What actually happened? They tricked him (and us) into thinking he was in training when he actually was leading the human army in battle with the buggers. The story just sort of takes a turn, saying, "oh, that thing you thought we were building up towards? It's happened and you didn't even realize it. Now we're going to have a really really long denouement."
Within the world of the story it makes perfect sense that they would do this to Ender. In a world where you're having a story told to you, it's super disappointing.
Plus, the actual ending of the book is just sort of blah. Ender and Valentine go off to explore the universe, and he brings the bugger larvae with him, hoping to find somewhere safe to let it grow, and "He looked a long time."

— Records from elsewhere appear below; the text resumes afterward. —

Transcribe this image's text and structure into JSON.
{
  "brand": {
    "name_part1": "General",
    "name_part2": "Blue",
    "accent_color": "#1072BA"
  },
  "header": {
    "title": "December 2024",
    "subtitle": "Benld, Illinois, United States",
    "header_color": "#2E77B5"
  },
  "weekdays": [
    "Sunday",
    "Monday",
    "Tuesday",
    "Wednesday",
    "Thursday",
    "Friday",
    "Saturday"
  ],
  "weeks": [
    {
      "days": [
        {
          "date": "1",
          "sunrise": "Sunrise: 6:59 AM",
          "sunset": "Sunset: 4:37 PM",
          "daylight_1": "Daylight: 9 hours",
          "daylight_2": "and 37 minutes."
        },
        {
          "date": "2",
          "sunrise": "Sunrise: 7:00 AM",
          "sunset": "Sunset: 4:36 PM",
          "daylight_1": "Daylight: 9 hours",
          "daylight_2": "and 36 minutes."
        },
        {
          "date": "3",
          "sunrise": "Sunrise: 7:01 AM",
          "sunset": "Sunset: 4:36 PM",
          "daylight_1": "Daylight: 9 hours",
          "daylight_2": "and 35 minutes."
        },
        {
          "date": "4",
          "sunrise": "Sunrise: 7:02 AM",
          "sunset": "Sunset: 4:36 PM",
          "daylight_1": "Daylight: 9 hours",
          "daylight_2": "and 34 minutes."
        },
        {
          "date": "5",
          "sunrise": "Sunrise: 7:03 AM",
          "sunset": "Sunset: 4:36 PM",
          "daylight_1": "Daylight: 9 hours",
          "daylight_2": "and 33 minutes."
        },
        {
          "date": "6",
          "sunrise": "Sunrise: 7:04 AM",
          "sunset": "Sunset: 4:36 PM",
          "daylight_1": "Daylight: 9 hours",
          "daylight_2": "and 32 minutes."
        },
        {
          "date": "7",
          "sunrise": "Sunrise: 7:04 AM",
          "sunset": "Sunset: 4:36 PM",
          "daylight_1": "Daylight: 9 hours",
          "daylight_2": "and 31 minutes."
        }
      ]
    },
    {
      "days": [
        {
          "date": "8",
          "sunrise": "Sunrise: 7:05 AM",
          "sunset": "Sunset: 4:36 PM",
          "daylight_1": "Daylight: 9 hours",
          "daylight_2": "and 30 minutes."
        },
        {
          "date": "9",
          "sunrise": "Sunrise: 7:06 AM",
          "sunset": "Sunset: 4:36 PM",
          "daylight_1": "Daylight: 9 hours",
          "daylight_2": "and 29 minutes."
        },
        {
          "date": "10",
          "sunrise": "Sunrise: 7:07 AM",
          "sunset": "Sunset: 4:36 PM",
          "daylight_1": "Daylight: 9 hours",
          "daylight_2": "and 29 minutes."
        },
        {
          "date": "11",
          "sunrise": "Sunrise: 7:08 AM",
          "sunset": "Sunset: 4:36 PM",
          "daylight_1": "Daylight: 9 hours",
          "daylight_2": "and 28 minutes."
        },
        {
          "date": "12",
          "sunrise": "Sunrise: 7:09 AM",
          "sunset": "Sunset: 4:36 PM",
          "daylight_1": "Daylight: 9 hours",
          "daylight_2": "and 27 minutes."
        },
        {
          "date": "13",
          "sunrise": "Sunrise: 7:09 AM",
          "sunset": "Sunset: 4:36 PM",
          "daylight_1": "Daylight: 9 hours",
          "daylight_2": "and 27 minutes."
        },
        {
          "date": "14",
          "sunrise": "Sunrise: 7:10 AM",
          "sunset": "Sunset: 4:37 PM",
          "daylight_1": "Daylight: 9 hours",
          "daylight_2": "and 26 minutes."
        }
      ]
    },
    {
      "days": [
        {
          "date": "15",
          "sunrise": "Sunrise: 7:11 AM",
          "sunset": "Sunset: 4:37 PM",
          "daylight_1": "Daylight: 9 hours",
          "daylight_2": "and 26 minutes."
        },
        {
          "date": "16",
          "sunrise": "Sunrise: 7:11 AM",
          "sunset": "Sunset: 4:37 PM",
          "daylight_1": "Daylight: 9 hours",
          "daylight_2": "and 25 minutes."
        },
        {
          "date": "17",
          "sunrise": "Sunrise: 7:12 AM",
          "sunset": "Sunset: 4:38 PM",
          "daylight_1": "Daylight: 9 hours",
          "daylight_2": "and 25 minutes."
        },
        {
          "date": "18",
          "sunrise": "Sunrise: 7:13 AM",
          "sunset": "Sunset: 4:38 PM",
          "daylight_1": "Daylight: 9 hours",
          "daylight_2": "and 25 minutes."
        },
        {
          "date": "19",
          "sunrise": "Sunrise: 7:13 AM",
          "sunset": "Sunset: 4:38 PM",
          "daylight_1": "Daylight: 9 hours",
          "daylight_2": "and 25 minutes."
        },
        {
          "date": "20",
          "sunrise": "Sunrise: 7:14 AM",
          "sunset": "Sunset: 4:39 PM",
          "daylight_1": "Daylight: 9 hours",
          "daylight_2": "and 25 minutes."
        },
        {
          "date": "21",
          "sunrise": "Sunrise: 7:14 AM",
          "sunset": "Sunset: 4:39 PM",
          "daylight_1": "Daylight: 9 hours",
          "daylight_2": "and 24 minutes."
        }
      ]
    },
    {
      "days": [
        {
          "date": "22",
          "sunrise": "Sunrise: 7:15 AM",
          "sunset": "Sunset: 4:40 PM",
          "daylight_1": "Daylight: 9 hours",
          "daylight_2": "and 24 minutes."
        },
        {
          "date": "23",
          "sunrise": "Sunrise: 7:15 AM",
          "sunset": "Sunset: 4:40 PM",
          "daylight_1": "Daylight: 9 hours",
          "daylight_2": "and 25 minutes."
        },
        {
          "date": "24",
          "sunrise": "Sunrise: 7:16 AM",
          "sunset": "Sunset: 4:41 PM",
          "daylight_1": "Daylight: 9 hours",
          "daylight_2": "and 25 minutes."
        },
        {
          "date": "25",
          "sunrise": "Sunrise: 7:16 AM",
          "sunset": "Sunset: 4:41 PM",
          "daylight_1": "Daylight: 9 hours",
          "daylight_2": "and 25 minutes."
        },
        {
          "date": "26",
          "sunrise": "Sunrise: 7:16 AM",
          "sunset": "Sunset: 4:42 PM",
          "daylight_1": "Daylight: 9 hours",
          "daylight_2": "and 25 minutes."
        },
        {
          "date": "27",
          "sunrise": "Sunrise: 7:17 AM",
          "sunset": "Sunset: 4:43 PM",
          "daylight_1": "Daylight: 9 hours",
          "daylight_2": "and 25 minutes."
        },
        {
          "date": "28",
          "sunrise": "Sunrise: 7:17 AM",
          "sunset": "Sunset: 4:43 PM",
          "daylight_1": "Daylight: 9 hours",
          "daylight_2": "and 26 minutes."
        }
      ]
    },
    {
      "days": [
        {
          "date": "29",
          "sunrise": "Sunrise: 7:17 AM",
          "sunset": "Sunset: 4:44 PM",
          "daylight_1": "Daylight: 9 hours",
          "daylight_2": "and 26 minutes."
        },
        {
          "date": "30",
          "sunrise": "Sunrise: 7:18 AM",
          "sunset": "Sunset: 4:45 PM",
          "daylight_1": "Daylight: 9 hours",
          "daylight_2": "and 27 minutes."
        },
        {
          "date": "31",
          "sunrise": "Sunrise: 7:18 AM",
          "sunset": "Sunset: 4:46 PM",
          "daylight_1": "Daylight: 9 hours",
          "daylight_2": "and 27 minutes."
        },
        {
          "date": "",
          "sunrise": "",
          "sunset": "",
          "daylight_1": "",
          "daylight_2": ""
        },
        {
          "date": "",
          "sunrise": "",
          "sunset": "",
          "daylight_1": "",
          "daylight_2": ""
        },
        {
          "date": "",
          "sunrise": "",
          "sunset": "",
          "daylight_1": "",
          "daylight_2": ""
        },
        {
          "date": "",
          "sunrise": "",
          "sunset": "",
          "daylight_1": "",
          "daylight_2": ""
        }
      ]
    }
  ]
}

What the eff kind of last sentence is that?
It was really easy to forget that Ender is supposed to be 6-12 years old in this story. Every once and a while (usually while he was doing something really violent) I would remind myself that this was a 6 year old boy beating another boy to death and it would become way creepier. Sure, he didn't realize that he was beating him all the way to point of death, but still. Pretty gruesome to see at any age, terrifying to see in a child. Luckily he usually spoke and thought like an adult so it was pretty easy to avoid that image.
I loved the side characters of Peter and Valentine. Their trajectories were incredibly interesting - Peter's need for power that started him out as a psychopathic, torturous tyrant, and then transformed when he gained actual power, actually ruling the planet into a place of peace. Valentine was brilliant, but unfortunately came off more as just a supporting character - there to protect Ender and then help Peter - but she has some moments where her independent intelligence comes through, which is nice.
Speaking of Valentine as a supporting character, because I had heard about how terribly homophobic/racist/sexist Orson Scott Card is in advance, I did read it looking for hints of his prejudice. While there was the regular sexism of almost all stories in the fact that only two of the characters we got to know were female (and both were supporting), other than that I saw no homophobia, no racism. That was a nice relief.
I totally get why this book is so popular. It's a really fascinating story with an interesting and complex lead character. While structurally I didn't love what Card did with the story in the end, they were really realistic choices for the world he created. I would definitely recommend it.